Хрящ ещё долго стоял на пустыре, ощущая в душе страшную пустоту после совершённой казни. Смерть двух убийц его любимой, вопреки ожиданиям, не принесла ему никакой радости; наоборот, сейчас, в своём сердце он чувствовал один лишь леденящий холод и мрак, словно саваном окутывающий все его существо. Он поднял невидящий взгляд на стоявших в ожидании гвардейцев и жестом приказал им уходить.
— Отправляйтесь в свои казармы и отдохните как следует, — приказал им король. — Завтра у вас будет тяжёлый день, так что будьте к нему готовы. Можете идти. Это приказ!
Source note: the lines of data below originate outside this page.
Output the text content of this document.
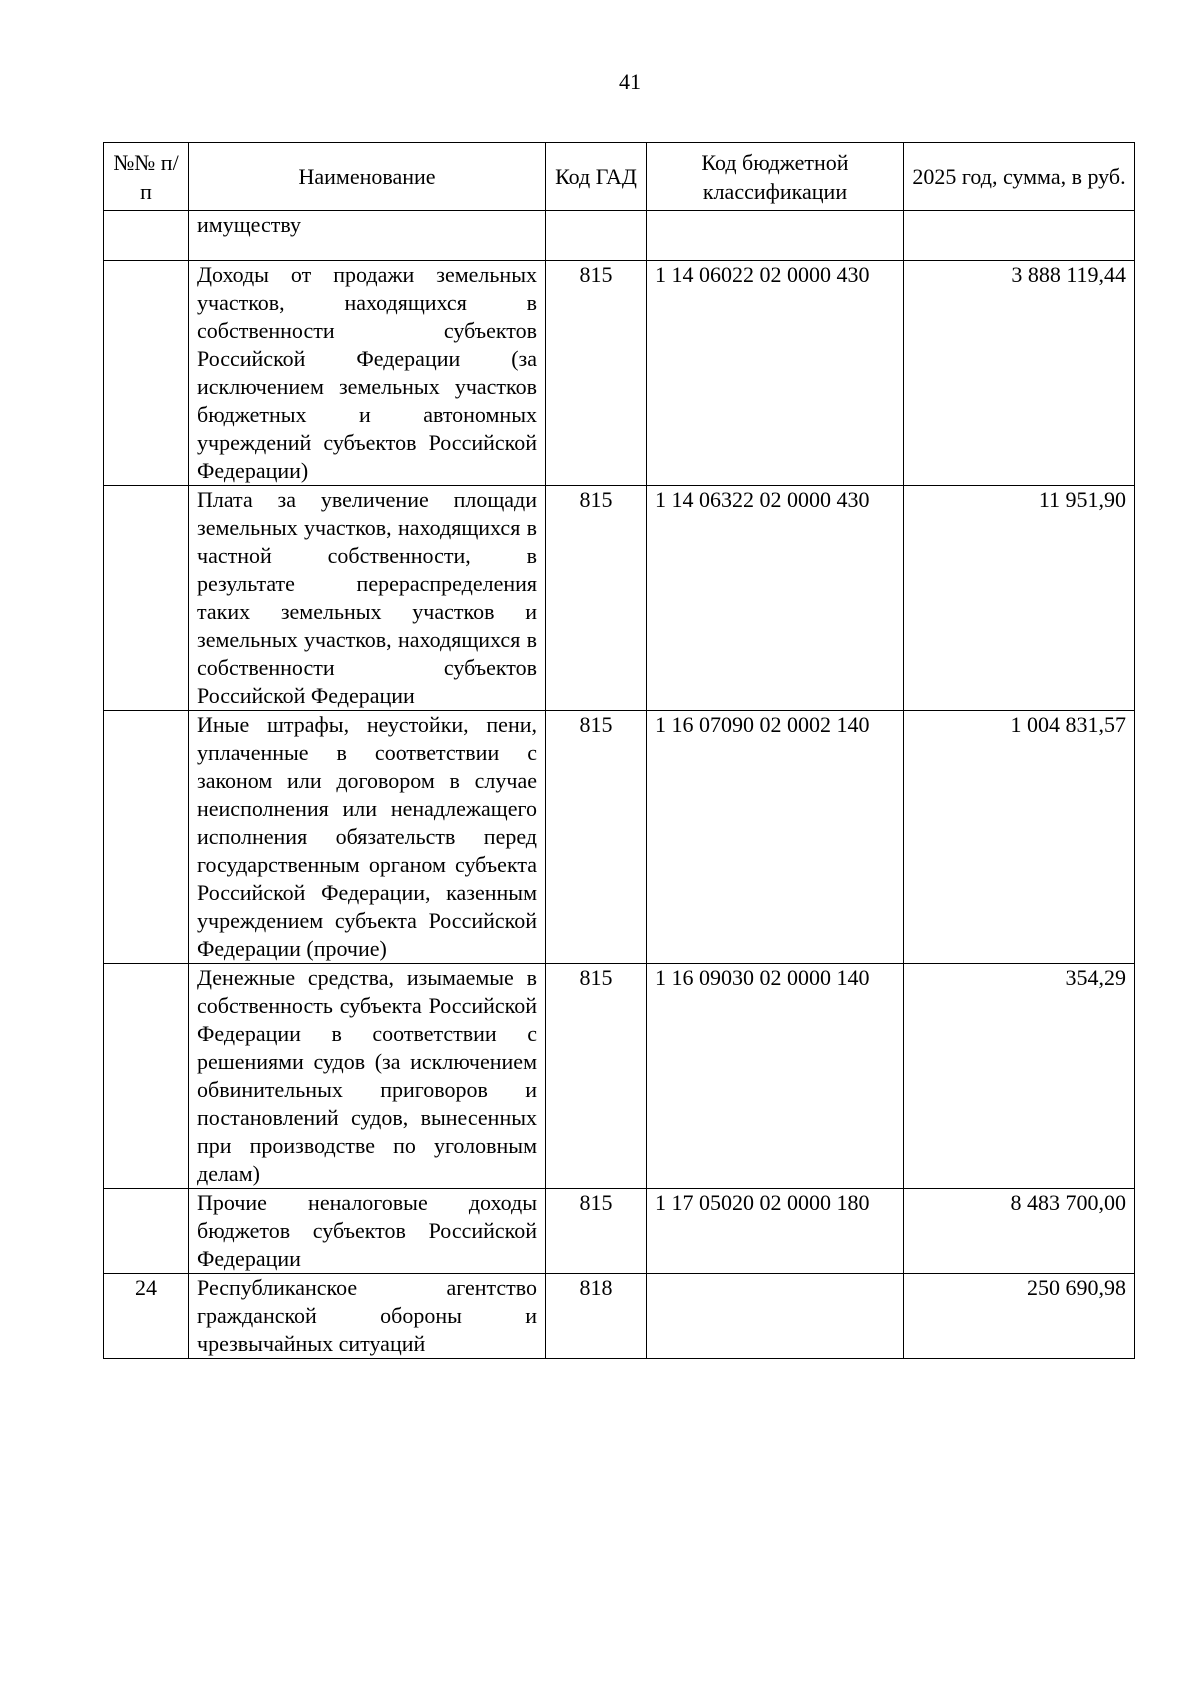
41
№№ п/п	Наименование	Код ГАД	Код бюджетной классификации	2025 год, сумма, в руб.
	имуществу			
	Доходы от продажи земельных участков, находящихся в собственности субъектов Российской Федерации (за исключением земельных участков бюджетных и автономных учреждений субъектов Российской Федерации)	815	1 14 06022 02 0000 430	3 888 119,44
	Плата за увеличение площади земельных участков, находящихся в частной собственности, в результате перераспределения таких земельных участков и земельных участков, находящихся в собственности субъектов Российской Федерации	815	1 14 06322 02 0000 430	11 951,90
	Иные штрафы, неустойки, пени, уплаченные в соответствии с законом или договором в случае неисполнения или ненадлежащего исполнения обязательств перед государственным органом субъекта Российской Федерации, казенным учреждением субъекта Российской Федерации (прочие)	815	1 16 07090 02 0002 140	1 004 831,57
	Денежные средства, изымаемые в собственность субъекта Российской Федерации в соответствии с решениями судов (за исключением обвинительных приговоров и постановлений судов, вынесенных при производстве по уголовным делам)	815	1 16 09030 02 0000 140	354,29
	Прочие неналоговые доходы бюджетов субъектов Российской Федерации	815	1 17 05020 02 0000 180	8 483 700,00
24	Республиканское агентство гражданской обороны и чрезвычайных ситуаций	818		250 690,98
Солдаты, отдав напоследок честь, направились от пустыря в сторону видневшегося невдалеке Бергентауна, оставив короля наедине с самим собою. Хрящ, с мрачной тоскою поглядев на торчащие в вечерних сумерках темные башни города, лишь горько покачал головой. Ему уже не нужен был этот город. Его там никто не ждал, он не хотел сегодня возвращаться в мрачные бездушные стены замка, где его ждала лишь одинокая пустая комната с жёсткой холодной постелью, не согретая женским теплом… Хрящу уже ничего не было нужно на этом свете, кроме одного. Увидеть её… И, движимый единственным оставшимся у него желанием, король решительно зашагал от города прочь, в сторону старого бергентаунского кладбища, на встречу той, которая была для него дороже всей жизни…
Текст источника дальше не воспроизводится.